Interim Chief Executive Officer
This news release contains forward-looking statements, and management may make additional forward-looking statements in response to your questions. Such written and oral disclosures are made pursuant to the Safe Harbor provision of the Private Securities Litigation Reform Act of 1995 and True Leaf hereby claims such safe harbor protection for all forward-looking statements. Forward-looking statements in this news release include - but are not limited to - statements related to the Consolidation, completion of the Amalgamation, the issuance of securities of the Company, and the composition of the Company's board of directors and management upon completion of the Amalgamation.
More particularly and without limitation, this release contains forward-looking statements and information relating to implementation of the Amalgamation and the timing thereof. The forward-looking statements and information contained in this release are based on certain key expectations and assumptions made by True Leaf. The following are certain material assumptions on which the forward-looking statements and information contained in this release are based: satisfaction of all conditions to implementation of the Amalgamation; the approval of the CSE of the Consolidation, the approval of the Amalgamation by the shareholders of the AcquisitionCos, the timely receipt of any further required Court approvals; the ability of the Company to continue as a going concern; the Company's liquidity position, and access to capital, to fund ongoing operations and obligations; the ability of True Leaf to stabilize its business and financial condition; the ability of True Leaf to implement and successfully achieve its business priorities; the ability of True Leaf to comply with its contractual obligations, including, without limitation, its obligations under its restructured debt arrangements; the general regulatory environment in which True Leaf operates; the tax treatment of True Leaf and the materiality of any legal and regulatory proceedings; the timing and size of development plans and capital expenditures; the accuracy of operating cost estimates.
Other factors that could cause actual results to differ materially from those described in such forward-looking information include (but are not limited to): True Leaf may not complete its audit and file its financial statements as currently anticipated, or at all; True Leaf will be subject to a general cease trade order in the event that the Annual Filings are not completed and filed; and other related risks as set out in True Leaf's public documents filed on SEDAR; and True Leaf may not complete its Amalgamation and the related restructuring as currently contemplated or at all.
Consequently, all of the forward-looking statements made in this press release are qualified by these and other cautionary statements or factors contained herein.

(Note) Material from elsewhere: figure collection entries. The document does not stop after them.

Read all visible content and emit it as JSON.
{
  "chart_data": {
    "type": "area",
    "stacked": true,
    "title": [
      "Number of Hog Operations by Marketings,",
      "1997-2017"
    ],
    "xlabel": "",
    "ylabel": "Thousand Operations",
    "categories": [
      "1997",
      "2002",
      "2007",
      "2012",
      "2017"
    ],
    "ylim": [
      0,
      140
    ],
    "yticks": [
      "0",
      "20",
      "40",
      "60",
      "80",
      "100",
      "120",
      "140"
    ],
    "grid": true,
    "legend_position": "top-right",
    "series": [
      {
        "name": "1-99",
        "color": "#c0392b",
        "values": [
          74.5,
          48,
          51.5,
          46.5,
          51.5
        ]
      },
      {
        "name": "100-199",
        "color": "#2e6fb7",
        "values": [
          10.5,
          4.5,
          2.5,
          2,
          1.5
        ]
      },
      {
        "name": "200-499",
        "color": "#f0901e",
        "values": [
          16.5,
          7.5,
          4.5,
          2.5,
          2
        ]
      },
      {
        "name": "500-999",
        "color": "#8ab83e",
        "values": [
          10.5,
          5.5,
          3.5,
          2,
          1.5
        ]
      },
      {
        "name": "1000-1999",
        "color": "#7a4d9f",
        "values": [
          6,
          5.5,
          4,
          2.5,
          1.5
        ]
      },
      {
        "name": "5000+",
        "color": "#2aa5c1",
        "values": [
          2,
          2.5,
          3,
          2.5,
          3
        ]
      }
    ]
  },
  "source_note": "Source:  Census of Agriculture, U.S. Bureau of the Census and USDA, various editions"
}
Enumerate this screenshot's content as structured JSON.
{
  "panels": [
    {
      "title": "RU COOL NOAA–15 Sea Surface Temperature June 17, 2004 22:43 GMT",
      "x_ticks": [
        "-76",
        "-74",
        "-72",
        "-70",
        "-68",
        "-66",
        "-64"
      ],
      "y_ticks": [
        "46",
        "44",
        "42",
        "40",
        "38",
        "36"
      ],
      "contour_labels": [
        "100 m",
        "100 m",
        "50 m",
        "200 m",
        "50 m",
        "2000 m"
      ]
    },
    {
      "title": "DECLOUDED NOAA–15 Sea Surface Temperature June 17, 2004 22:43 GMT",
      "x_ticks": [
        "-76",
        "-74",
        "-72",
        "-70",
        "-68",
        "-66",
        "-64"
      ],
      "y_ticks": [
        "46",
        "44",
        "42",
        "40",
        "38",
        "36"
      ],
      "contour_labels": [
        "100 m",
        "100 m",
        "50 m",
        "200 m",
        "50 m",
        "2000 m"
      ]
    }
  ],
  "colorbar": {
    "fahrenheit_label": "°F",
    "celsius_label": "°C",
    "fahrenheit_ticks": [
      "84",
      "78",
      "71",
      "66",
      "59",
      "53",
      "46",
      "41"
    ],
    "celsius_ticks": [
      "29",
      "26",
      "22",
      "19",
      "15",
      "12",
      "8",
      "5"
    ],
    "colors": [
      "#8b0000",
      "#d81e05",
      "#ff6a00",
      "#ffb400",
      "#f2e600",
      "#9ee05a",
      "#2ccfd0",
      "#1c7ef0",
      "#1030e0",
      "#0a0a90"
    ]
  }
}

There can be no assurance that the actual results or developments will be realized and, even if substantially realized, that they will have the expected effects on True Leaf. These forward-looking statements are made as of the date of this press release. Except as required by applicable securities legislation, True Leaf assumes no obligation to update publicly or revise any forward-looking statements to reflect subsequent information, events, or circumstances.
The Canadian Securities Exchange (operated by CNSX Markets Inc.) has in no way passed upon the merits of the proposed Transaction and has neither approved nor disapproved of the contents of this press release.